The funding will be divided into three routes. The first is the Just Transition Fund with a budget of 40 billion euros. 10 of these will come from the EU budget and the remainder from the European recovery tool. For every euro received from the EU budget, each member state will have to supply between 1.5 and 3 euros of those received from other EU programmes (the European Regional Development Fund and European Social Fund +), on top of a co-financing fee. This will have a multiplying effect that increases the fund’s total financial scope to between 89 and 107 billion euros.

The second mechanism is InvestEU, the programme that aims to support investment and access to funding, with guarantees provided by the EU budget. It will be deployed between 2021 and 2027, mobilising 650 billion euros, of which 1.8 billion will be dedicated to the Just Transition goals.

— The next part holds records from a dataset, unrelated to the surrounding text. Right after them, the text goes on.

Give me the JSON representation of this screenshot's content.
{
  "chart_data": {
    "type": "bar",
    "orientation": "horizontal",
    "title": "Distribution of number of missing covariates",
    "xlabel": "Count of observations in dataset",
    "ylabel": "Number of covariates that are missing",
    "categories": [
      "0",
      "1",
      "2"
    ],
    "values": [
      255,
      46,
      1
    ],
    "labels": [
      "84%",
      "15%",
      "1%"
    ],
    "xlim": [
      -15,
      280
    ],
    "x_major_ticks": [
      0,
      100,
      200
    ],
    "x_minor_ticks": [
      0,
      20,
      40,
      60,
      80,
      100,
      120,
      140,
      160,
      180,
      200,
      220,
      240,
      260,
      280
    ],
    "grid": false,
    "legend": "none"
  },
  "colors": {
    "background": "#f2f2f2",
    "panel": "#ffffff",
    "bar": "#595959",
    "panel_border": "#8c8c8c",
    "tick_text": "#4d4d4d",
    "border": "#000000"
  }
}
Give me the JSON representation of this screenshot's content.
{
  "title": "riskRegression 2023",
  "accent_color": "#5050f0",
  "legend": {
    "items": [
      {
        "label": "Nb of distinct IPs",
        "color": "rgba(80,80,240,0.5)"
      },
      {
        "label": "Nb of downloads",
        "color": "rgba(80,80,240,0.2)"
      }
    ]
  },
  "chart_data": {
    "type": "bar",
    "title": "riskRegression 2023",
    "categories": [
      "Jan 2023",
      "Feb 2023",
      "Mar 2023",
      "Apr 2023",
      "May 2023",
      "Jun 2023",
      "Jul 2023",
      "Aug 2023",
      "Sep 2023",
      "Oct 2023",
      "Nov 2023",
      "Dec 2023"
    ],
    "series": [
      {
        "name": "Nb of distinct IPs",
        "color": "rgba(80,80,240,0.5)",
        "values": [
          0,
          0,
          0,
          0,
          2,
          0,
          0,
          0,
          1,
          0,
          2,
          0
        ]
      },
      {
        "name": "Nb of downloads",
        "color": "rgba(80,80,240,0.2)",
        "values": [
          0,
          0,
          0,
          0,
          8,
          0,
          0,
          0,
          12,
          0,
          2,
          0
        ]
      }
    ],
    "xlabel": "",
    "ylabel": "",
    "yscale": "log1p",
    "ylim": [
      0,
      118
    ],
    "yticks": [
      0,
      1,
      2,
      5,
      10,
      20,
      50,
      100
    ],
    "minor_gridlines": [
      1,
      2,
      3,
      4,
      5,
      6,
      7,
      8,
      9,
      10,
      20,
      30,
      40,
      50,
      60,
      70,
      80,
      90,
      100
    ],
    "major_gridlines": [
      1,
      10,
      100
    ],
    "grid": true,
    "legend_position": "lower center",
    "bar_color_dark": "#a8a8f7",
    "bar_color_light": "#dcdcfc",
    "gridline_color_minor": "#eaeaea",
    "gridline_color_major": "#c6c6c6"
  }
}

Finally, the European Investment Bank will also come into play. Thanks to a 1.5 billion euros injection from the EU budget, it will provide loans totalling 10 billion euros to public bodies. Here too the aim is to generate a virtuous cycle that creates favourable conditions for a further 25-30 billion euros in public investments.

Those who wish to benefit from these opportunities will find information, resources and updates on the Just Transition Platform, a portal provided by the Commission.

An unmissable chance for a sustainable future

Timmermans has stressed that the years ahead of us represent an opportunity that can’t be missed. The European Union will invest a total of 1.8 trillion euros to put the economy, which is currently suffering due to the health emergency, back on its feet. This is an unprecedented sum. What good would it do to use this money to try and maintain a status quo that has proven its limitations time and time again?

In his impassioned speech, Timmermans referred to a concept that is dear to economists: stranded assets. Building a fossil fuel power plant, for example, might (wrongly) seem like a shortcut that can revitalise the economy by creating jobs. However, due to the adoption of new environmental regulations and stricter tax systems, as well as the technological evolution that is making renewables increasingly cheaper, soon fossil fuel energy will be pushed off the market, losing its monetary value. Meanwhile, however, it will have contributed to global warming, pollution and environmental degradation.

“The money we use now is money borrowed from the next generations,” Timmermans concluded. “Spending it on their future, instead of our past, is a moral imperative and a matter of economic good sense. We have no choice”.